The last act of apparel was passed in 1554 under Queen Mary, amending the law of 1533. The new act prohibited silk of any kind in or upon hats, bonnets, nightcaps, girdles, hose, shoes, scabbards, or spur leathers for persons below the rank of son and heir-apparent of a knight OR persons with incomes less than £20 per annum. Offenders might suffer 3 months in prison or a fine of £10. Dire! Except that the odds were probably about like getting a ticket for a rolling stop in your own neighborhood are today. Hooper discovered only one prosecution under this act. Note the exceptions: if you could legitimately afford it, you could wear it, apart from some very special stuffs like ermine.
Efforts to control outward show increased under Elizabeth, not surprisingly, since she was the Show Master par excellence. Her sumptuary policies were set forth in the form of proclamations, rather than acts, because she did not like to work through parliament.
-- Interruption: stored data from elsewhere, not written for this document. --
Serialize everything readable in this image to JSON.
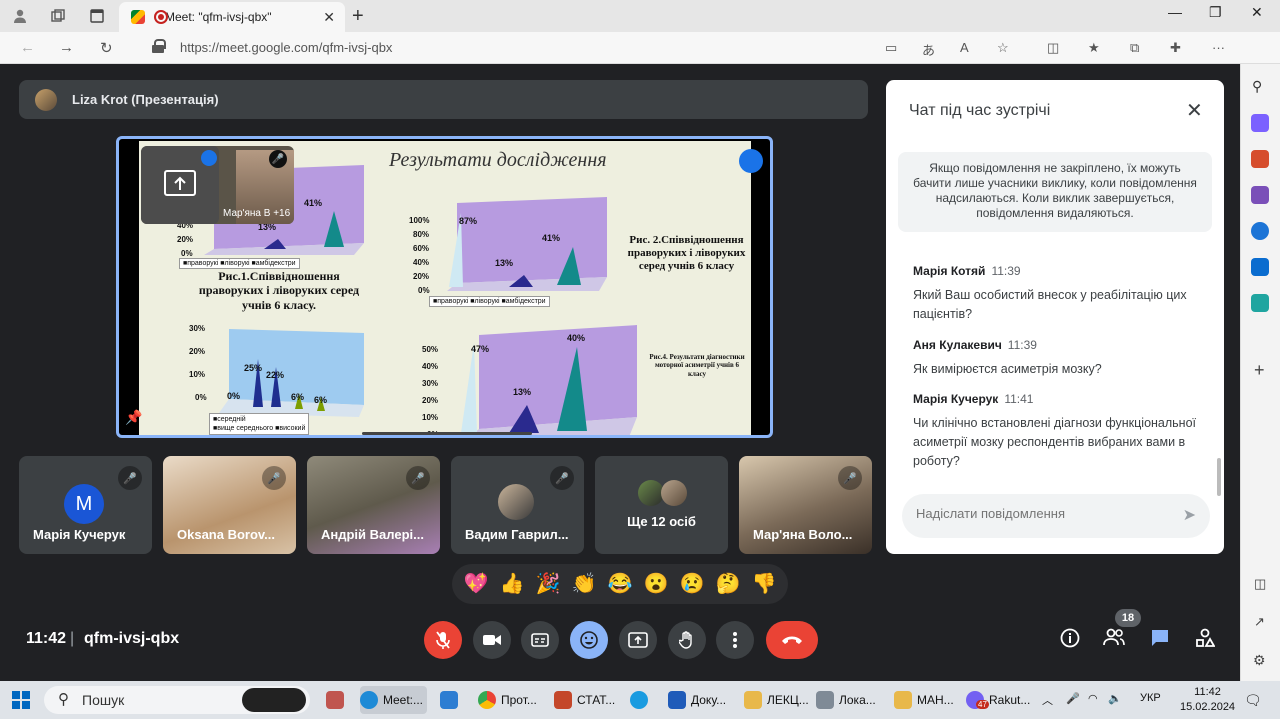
{
  "browser": {
    "tab_title": "Meet: \"qfm-ivsj-qbx\"",
    "url": "https://meet.google.com/qfm-ivsj-qbx"
  },
  "presentation": {
    "presenter": "Liza Krot (Презентація)",
    "slide_title": "Результати дослідження",
    "self_view_name": "Мар'яна В +16",
    "charts": [
      {
        "type": "bar",
        "caption": "Рис.1.Співвідношення праворуких і ліворуких серед учнів 6 класу.",
        "y_ticks": [
          "40%",
          "20%",
          "0%"
        ],
        "values": [
          "41%",
          "13%"
        ],
        "legend": [
          "праворукі",
          "ліворукі",
          "амбідекстри"
        ]
      },
      {
        "type": "bar",
        "caption": "Рис. 2.Співвідношення праворуких і ліворуких серед учнів 6 класу",
        "y_ticks": [
          "100%",
          "80%",
          "60%",
          "40%",
          "20%",
          "0%"
        ],
        "values": [
          "87%",
          "13%",
          "41%"
        ],
        "legend": [
          "праворукі",
          "ліворукі",
          "амбідекстри"
        ]
      },
      {
        "type": "bar",
        "y_ticks": [
          "30%",
          "20%",
          "10%",
          "0%"
        ],
        "values": [
          "0%",
          "25%",
          "22%",
          "6%",
          "6%"
        ],
        "legend": [
          "середній",
          "вище середнього",
          "високий"
        ]
      },
      {
        "type": "bar",
        "caption": "Рис.4. Результати діагностики моторної асиметрії учнів 6 класу",
        "y_ticks": [
          "50%",
          "40%",
          "30%",
          "20%",
          "10%",
          "0%"
        ],
        "values": [
          "47%",
          "13%",
          "40%"
        ]
      }
    ]
  },
  "participants": [
    {
      "name": "Марія Кучерук",
      "initial": "M"
    },
    {
      "name": "Oksana Borov..."
    },
    {
      "name": "Андрій Валері..."
    },
    {
      "name": "Вадим Гаврил..."
    },
    {
      "name": "Ще 12 осіб"
    },
    {
      "name": "Мар'яна Воло..."
    }
  ],
  "chat": {
    "title": "Чат під час зустрічі",
    "notice": "Якщо повідомлення не закріплено, їх можуть бачити лише учасники виклику, коли повідомлення надсилаються. Коли виклик завершується, повідомлення видаляються.",
    "messages": [
      {
        "author": "Марія Котяй",
        "time": "11:39",
        "text": "Який Ваш особистий внесок у реабілітацію цих пацієнтів?"
      },
      {
        "author": "Аня Кулакевич",
        "time": "11:39",
        "text": "Як вимірюєтся асиметрія мозку?"
      },
      {
        "author": "Марія Кучерук",
        "time": "11:41",
        "text": "Чи клінічно встановлені діагнози функціональної асиметрії мозку респондентів вибраних вами в роботу?"
      }
    ],
    "input_placeholder": "Надіслати повідомлення"
  },
  "reactions": [
    "💖",
    "👍",
    "🎉",
    "👏",
    "😂",
    "😮",
    "😢",
    "🤔",
    "👎"
  ],
  "bottom_bar": {
    "time": "11:42",
    "separator": "|",
    "meeting_code": "qfm-ivsj-qbx",
    "participant_count": "18"
  },
  "taskbar": {
    "search_label": "Пошук",
    "apps": [
      "Meet:...",
      "Прот...",
      "СТАТ...",
      "Доку...",
      "ЛЕКЦ...",
      "Лока...",
      "MAH...",
      "Rakut..."
    ],
    "notification_count": "47",
    "lang": "УКР",
    "time": "11:42",
    "date": "15.02.2024"
  },
  "colors": {
    "accent": "#8ab4f8",
    "end_call": "#ea4335",
    "mic_off": "#ea4335"
  }
}
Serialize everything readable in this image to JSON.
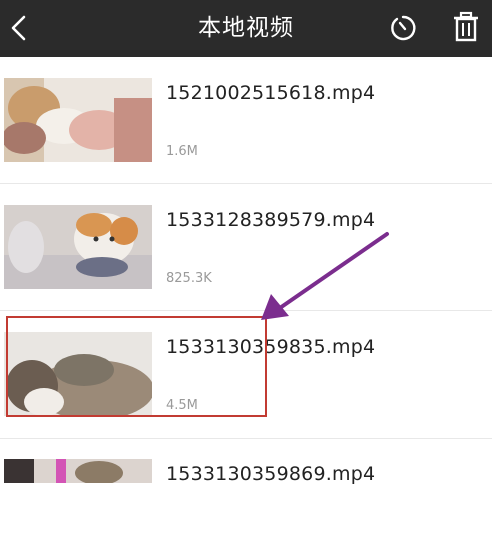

She and her right-hand man, William Cecil, made an attempt to clamp down in the 1560s and 1570s on persons such as ‘som Smithfield Ruffian’ flaunting ‘som new disguised garment, or desperate hat, fond in facion, or gaurish in colour.’ (“Byerlady, Will, that hat is like totally desperate!”)
Cecil devised schemes to appoint watchers in each parish to keep sharp eyes out for prohibited silk trimmings. Parish courts didn’t like prosecuting such matters, however, so they dragged their feet through various forms of appeal. Still, Cecil kept refining his methods, creating a schedule of reports to be made by the watchers and rules for the judges of assize to follow during their circuits. Briefs of the apparel statues were provided for handy reference. Hosiers and tailors were required to enter into bonds, money they would lose if they were found to be supplying prohibited garments.
Officials did do some prosecuting, especially of servants wearing monstrous hose (puffy pants.) The offenders’ hose were emptied of stuffings right there in the court, a humiliating experience. People were fined. No one was pilloried. There was a lot of pushback, often in the form of detailed requests for clarification. How much silk exactly? Here, or there? It’s devilishly difficult to enforce a law when the people tasked with enforcement are among the chief offenders.
Hooper sums up the topic admirably: “Fashion, however, was stronger than law.”
Anna Castle, November 3, 2014
See Castle’s Murder by Misrule: A Francis Bacon Mystery
Anawalt, Patricia. 1980. “Costume and control: Aztec sumptuary laws,” Archaeology, Vol. 33 No. 1 (Jan/Feb 1980) pp. 33-43.
Hooper, Wilfrid. 1915. “The Tudor sumptuary laws,” The English Historical Review, Vol. 30, No. 119, (Jul., 1915), pp. 433-499.
Secara, Maggie. 2011. A Compendium of Common Knowledge.
Shively, Donald H. “Sumptuary regulation and status in early Tokugawa Japan,” Harvard Journal of Asiatic Studies, Vol. 25 (1964-1965), pp. 123-164.